Because the queries at the end can be long enough with the various and operators for each segment you could get the db results and then filter them for the excluded words. In other words, the exclusion operator could be processed in php. Of course depends how many results you will present if it's to use pagination for example from the returned rows, you need the NOT inside the query.
Msg#: 4225778 posted 3:08 pm on Nov 3, 2010 (gmt 0)

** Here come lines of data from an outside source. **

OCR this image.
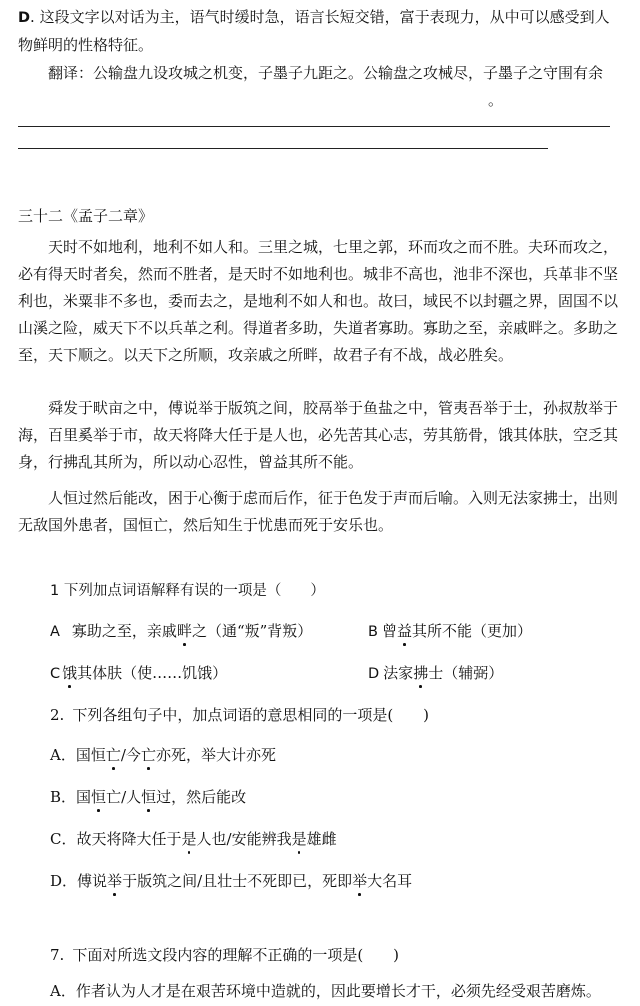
D. 这段文字以对话为主，语气时缓时急，语言长短交错，富于表现力，从中可以感受到人物鲜明的性格特征。

翻译：公输盘九设攻城之机变，子墨子九距之。公输盘之攻械尽，子墨子之守围有余。

三十二《孟子二章》

天时不如地利，地利不如人和。三里之城，七里之郭，环而攻之而不胜。夫环而攻之，必有得天时者矣，然而不胜者，是天时不如地利也。城非不高也，池非不深也，兵革非不坚利也，米粟非不多也，委而去之，是地利不如人和也。故曰，域民不以封疆之界，固国不以山溪之险，威天下不以兵革之利。得道者多助，失道者寡助。寡助之至，亲戚畔之。多助之至，天下顺之。以天下之所顺，攻亲戚之所畔，故君子有不战，战必胜矣。

舜发于畎亩之中，傅说举于版筑之间，胶鬲举于鱼盐之中，管夷吾举于士，孙叔敖举于海，百里奚举于市，故天将降大任于是人也，必先苦其心志，劳其筋骨，饿其体肤，空乏其身，行拂乱其所为，所以动心忍性，曾益其所不能。

人恒过然后能改，困于心衡于虑而后作，征于色发于声而后喻。入则无法家拂士，出则无敌国外患者，国恒亡，然后知生于忧患而死于安乐也。

1 下列加点词语解释有误的一项是（　　）
A 寡助之至，亲戚畔之（通“叛”背叛）	B 曾益其所不能（更加）
C 饿其体肤（使……饥饿）	D 法家拂士（辅弼）
2. 下列各组句子中，加点词语的意思相同的一项是(　　)
A．国恒亡/今亡亦死，举大计亦死
B．国恒亡/人恒过，然后能改
C．故天将降大任于是人也/安能辨我是雄雌
D．傅说举于版筑之间/且壮士不死即已，死即举大名耳
7. 下面对所选文段内容的理解不正确的一项是(　　)
A．作者认为人才是在艰苦环境中造就的，因此要增长才干，必须先经受艰苦磨炼。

This one is probably "close enough"
Q1) one two three Q1) should give a simple query SELECT * FROM `myTable` WHERE `myField` LIKE '%one%' AND `myField` LIKE '%two%' AND `myField` LIKE '%three%';
But it doesn't account for whole words, it will, for example, match on "anyone" and "someone". More below. These are mostly incorrect:
Q2) "one two" three Q2) should give SELECT * FROM `myTable` WHERE `myField` LIKE '%one two%' AND `myField` LIKE '%three%'
Though the liklihood is slim, it would match on "someone two". The % is a wildcard character, when first it means "anything before" and last, "anything after." What you'd need here is some form of mySQL regexp [dev.mysql.com]. Something like
select * from `myTable` where `myField` regexp '[[:<:]]one two[[:>:]]' and `myField` like '%three%'
select * from `myTable` where `myField` regexp '[[:<:]]one two[[:>:]]' and `myField` regexp '[[:<:]]three[[:>:]]'
[[:<:]] and [[:>:]] being word boundaries. You can test this on the command line:
select 'zero one two three four' regexp '[[:<:]]one two[[:>:]]'; --> 1
select 'zero one OOPS two three four' regexp '[[:<:]]one two[[:>:]]'; -- 0
Same with this one.
Q3) one two -three Q3) should give SELECT * FROM `myTable` WHERE `myField` LIKE '%one two%' AND `myField` NOT LIKE '%three%'
select * from `myTable` where `myField` regexp '[[:<:]]one two[[:>:]]' and `myField` not regexp '[[:<:]]three[[:>:]]'
There's no sense in extracting too many results then slogging through them in your programming, this makes for excessive use of resources and slow queries. You can do the regexps directly in the selects, see link above for more options. Though they are often more difficult to compose, regexps are more efficient than 'like' anyway.